Medical facilities are struggling, too. The urgent care clinic that Alicia Doucet manages in Cut Off, a small fishing town along the bayou southwest of New Orleans, reopened a week after the storm hit, when the staff finally secured a generator. But a week later, the gasoline costs to run it were adding up. Supplies including medications and crutches were slow to arrive as delivery trucks struggled to make it through the debris to reach the clinic.

“We’re just praying that each one that comes in, we’re able to treat,” Doucet said. The hospital will be shut down for months after losing its roof in the storm, according to Lafourche Parish President Archie Chaisson, forcing the clinic to send those in need of more acute care to the hospital in Thibodaux, an hour away.

The enduring blackout has stalled the rebuilding process in communities like Pointe-Aux-Chenes, a small community of homes, many raised on stilts, across the marsh from Doucet’s clinic that is home to the Pointe-au-Chien tribe.

“No water, no electricity, so you can’t do nothing,” Charles Verdin, the tribal chair, said. Most residents have yet to return to the community, where the intense winds rendered most homes uninhabitable.

And with every passing day, the already immense task of rebuilding becomes more daunting as rain falls through holes in rooftops and mold spreads.

Verdin said it was not until Sept. 13, more than two weeks after the storm, that he first saw workers make their way down the bayou to start repairing the power lines. He understands the obstacles they face: Piles of debris and downed wires make the already lengthy drive from the community to any population center far longer. Many downed poles were planted in soft, swampy soil, making them difficult to fix.

But he also believes that restoring power to his community was low on the list of priorities of the utility company.

“We don’t like it, but we’re used to it. They’ll take care of where the most population is,” said Verdin.

Entergy spokesperson Jerry Nappi confirmed that the company prioritizes getting the greatest number of customers’ power back the fastest, with lines that serve fewer people restored later.

The immense challenge of repairing more than 30,000 poles, 36,000 spans of wire and nearly 6,000 transformers brought down by the storm has left many wondering whether Entergy should have invested more in strengthening this infrastructure to be able to withstand the heavy winds that wallop the Gulf Coast with increasing regularity.

State regulators asked that question in 2019, when the Louisiana Public Utilities Commission opened an inquiry into grid reliability.

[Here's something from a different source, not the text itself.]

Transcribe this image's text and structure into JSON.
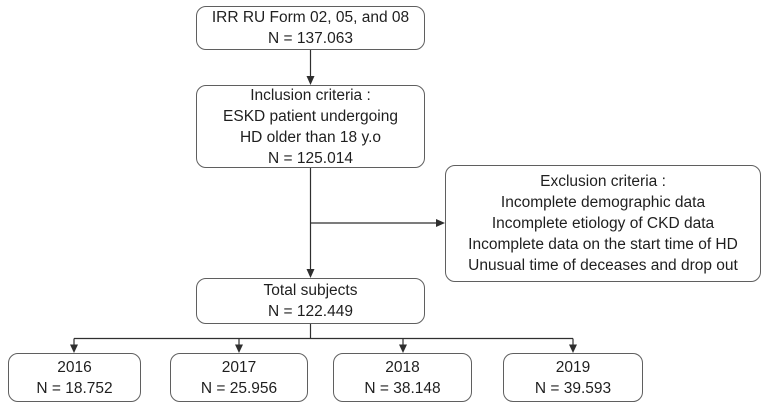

But the proceeding remains open, and regulators have done little to compel Entergy to answer for outages, even as long-term blackouts become more frequent.

After Hurricane Laura tore through the southwest part of the state last August, causing more than 400,000 outages in Louisiana, it took more than a month for the utility to restore power to all customers, at an estimated cost of up to $1.4 billion. A month later, it took two weeks for Entergy to fully restore power after Hurricane Zeta knocked out power to nearly a half-million customers in the state.

For many, getting power back after Hurricane Ida is just the beginning.

Last weekend, Anthony Griffith and Brittany Dufrene surveyed their house in LaPlace after a demolition crew had gutted it, two weeks after Hurricane Ida brought a surge of floodwater from nearby Lake Pontchartrain into their subdivision.

Their plan “for now” is to rebuild, Dufrene said, and she expects that many of her neighbors will, too. But with storms hitting the area more often, the longer-term solution is less clear. “How many times can you do that?” she asked.

From down the driveway, a neighbor called out that he had gotten power. Griffith flicked a switch on the fuse box, and sure enough, for the first time in nearly two weeks, it turned on.

Maybe now they could stay at home, Griffith suggested, instead of bouncing between relatives’ houses over an hour apart.

Dufrene laughed, looking at the mattresses stacked in the garage and at the walls with the bottom few feet removed.

“Where are we going to stay?” Dufrene asked. “Where are we going to sleep?